2. Are people usually in a positive emotional mood? Leading research by cognitive, social, and positive psychologists, including Barbara Fredrickson and Alice Isen, shows that positive emotions enable and enhance cognitive processing, innovative thinking, learning, and creativity and lead to better judgments and decision-making. Negative emotions like fear and anxiety squelch them.
“There are simple things you can do at the start of a meeting to help people be in a positive mood,” he adds. “Just asking people to smile at each other or make eye contact makes a big difference. So does asking people questions that indicate you care about them as individuals. Truly listening to people is mission critical.” People will feel positive when they feel cared about as a unique human being and when they trust their colleagues and managers/leaders. Work environments that make people feel like a machine or a cog in a giant wheel will not enable the highest needed human performance in the Digital Age.
3. Do people feel it’s safe to speak up to power and to try new ways of working? Studies show that without psychological safety, people will not fully embrace the hard parts of thinking and innovating: giving and receiving constructive feedback; challenging the status quo; asking and being asked the hard questions; being non-defensive, open-minded, and intellectually courageous; and having the courage to try new things and fail.
Google has studied what makes certain teams effective in the search for the “secret sauce” of high performance. The most important factor it discovered was psychological safety.1 Hess says the precondition for feeling safe is trust—and while nobody is “against” trust, many leaders worry about the time it takes to build it.
“Time is a precious commodity when you are running a lean efficiency machine,” admits Hess. “However, every company that I know of that has invested in building trust, giving people time during the workday to build trusting relationships, has found the ROI far exceeds their expectations.”
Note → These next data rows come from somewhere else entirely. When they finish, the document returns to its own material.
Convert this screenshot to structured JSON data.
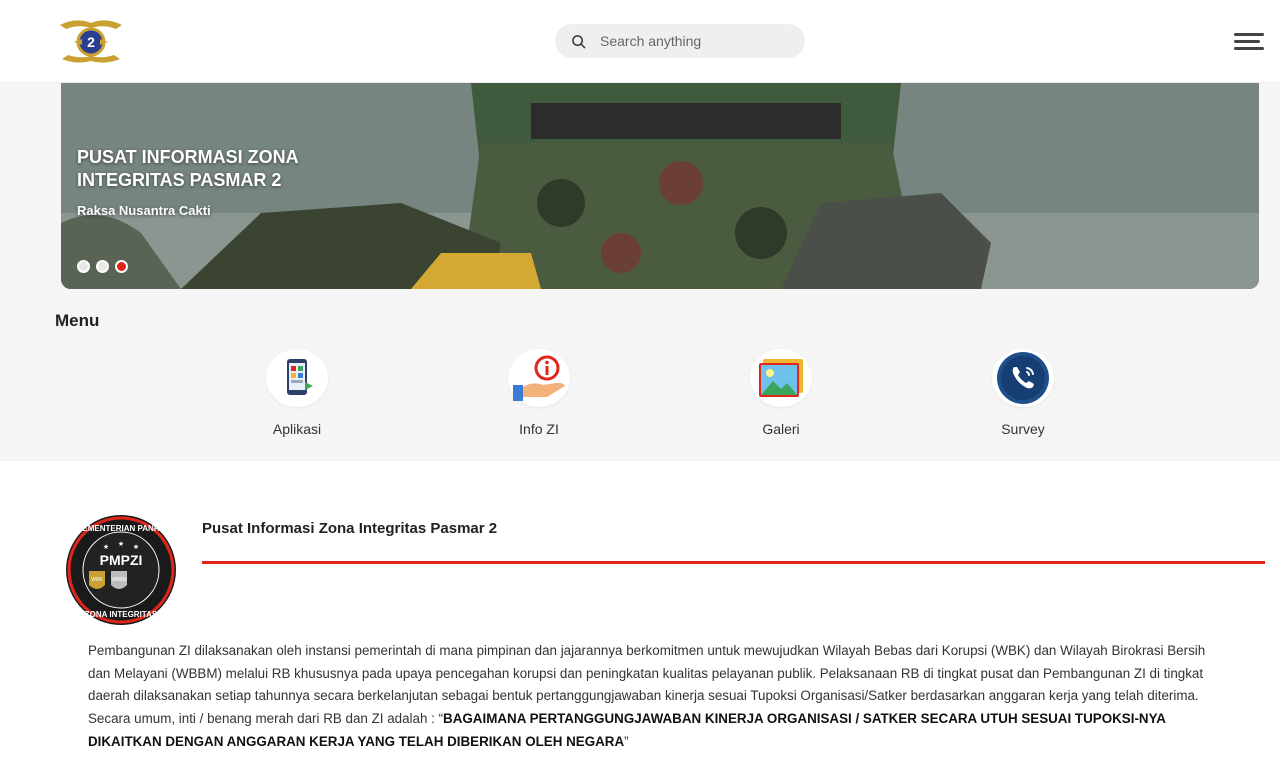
{
  "header": {
    "search_placeholder": "Search anything"
  },
  "hero": {
    "title": "PUSAT INFORMASI ZONA INTEGRITAS PASMAR 2",
    "subtitle": "Raksa Nusantra Cakti",
    "slides": 3,
    "active_slide": 3
  },
  "menu": {
    "title": "Menu",
    "items": [
      {
        "label": "Aplikasi"
      },
      {
        "label": "Info ZI"
      },
      {
        "label": "Galeri"
      },
      {
        "label": "Survey"
      }
    ]
  },
  "info": {
    "badge_top_text": "KEMENTERIAN PANRB",
    "badge_center_text": "PMPZI",
    "badge_bottom_text": "ZONA INTEGRITAS",
    "badge_left_shield": "WBK",
    "badge_right_shield": "WBBM",
    "title": "Pusat Informasi Zona Integritas Pasmar 2",
    "paragraph_main": "Pembangunan ZI dilaksanakan oleh instansi pemerintah di mana pimpinan dan jajarannya berkomitmen untuk mewujudkan Wilayah Bebas dari Korupsi (WBK) dan Wilayah Birokrasi Bersih dan Melayani (WBBM) melalui RB khususnya pada upaya pencegahan korupsi dan peningkatan kualitas pelayanan publik. Pelaksanaan RB di tingkat pusat dan Pembangunan ZI di tingkat daerah dilaksanakan setiap tahunnya secara berkelanjutan sebagai bentuk pertanggungjawaban kinerja sesuai Tupoksi Organisasi/Satker berdasarkan anggaran kerja yang telah diterima. Secara umum, inti / benang merah dari RB dan ZI adalah : “",
    "paragraph_bold": "BAGAIMANA PERTANGGUNGJAWABAN KINERJA ORGANISASI / SATKER SECARA UTUH SESUAI TUPOKSI-NYA DIKAITKAN DENGAN ANGGARAN KERJA YANG TELAH DIBERIKAN OLEH NEGARA",
    "paragraph_end": "”"
  },
  "colors": {
    "accent": "#e0261b",
    "gray_bg": "#f5f5f5"
  }
}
4. Do leaders meet the self-determination needs of those who report to them? Initially developed by psychologists Edward L. Deci and Richard Ryan, self-determination theory (SDT) says intrinsic motivation occurs when three innate human needs are met: autonomy (e.g., people have input into how they do their job), relatedness (e.g., a sense of mutual respect and reliance with others), and competence (e.g., being able to succeed at optimally challenging tasks).
“If employees feel that they have autonomy, relatedness, and competence at work, they’re more likely to be highly engaged and thus more likely to perform at high levels,” notes Hess.
Hopefully you answered each question with a yes. If not, you’ve got some evolving to do.
“It’s not easy to transform an organization. But, you have no choice if you need human workers to excel in the Digital Age,” says Hess. “You can’t transform a workplace unless the leaders take the lead in transforming how they lead. They must behave in ways that enable the new desired behaviors, and they must role-model those behaviors. Leaders must be enablers, not commanders. In the Digital Age, leaders must liberate their employees to perform at their highest levels, cognitively, emotionally, and behaviorally. When people are able to play to their strengths and develop themselves, they don’t just go through the motions or wish away the day. This is the kind of work we all long for.”
Edward D. Hess is professor of business administration, Batten Fellow, and Batten Executive-in-Residence at the Darden School of Business and the author of Hyper-Learning: How to Adapt to the Speed of Change. Professor Hess spent 20 years in the business world as a senior executive and has spent the last 18 years in academia. He is the author of 13 books, over 140 articles, and 60 Darden case studies. His work has appeared in over 400 global media outlets including Fortune, European Business Review, HBR, SHRM, Fast Company, WIRED, and Forbes, Inc.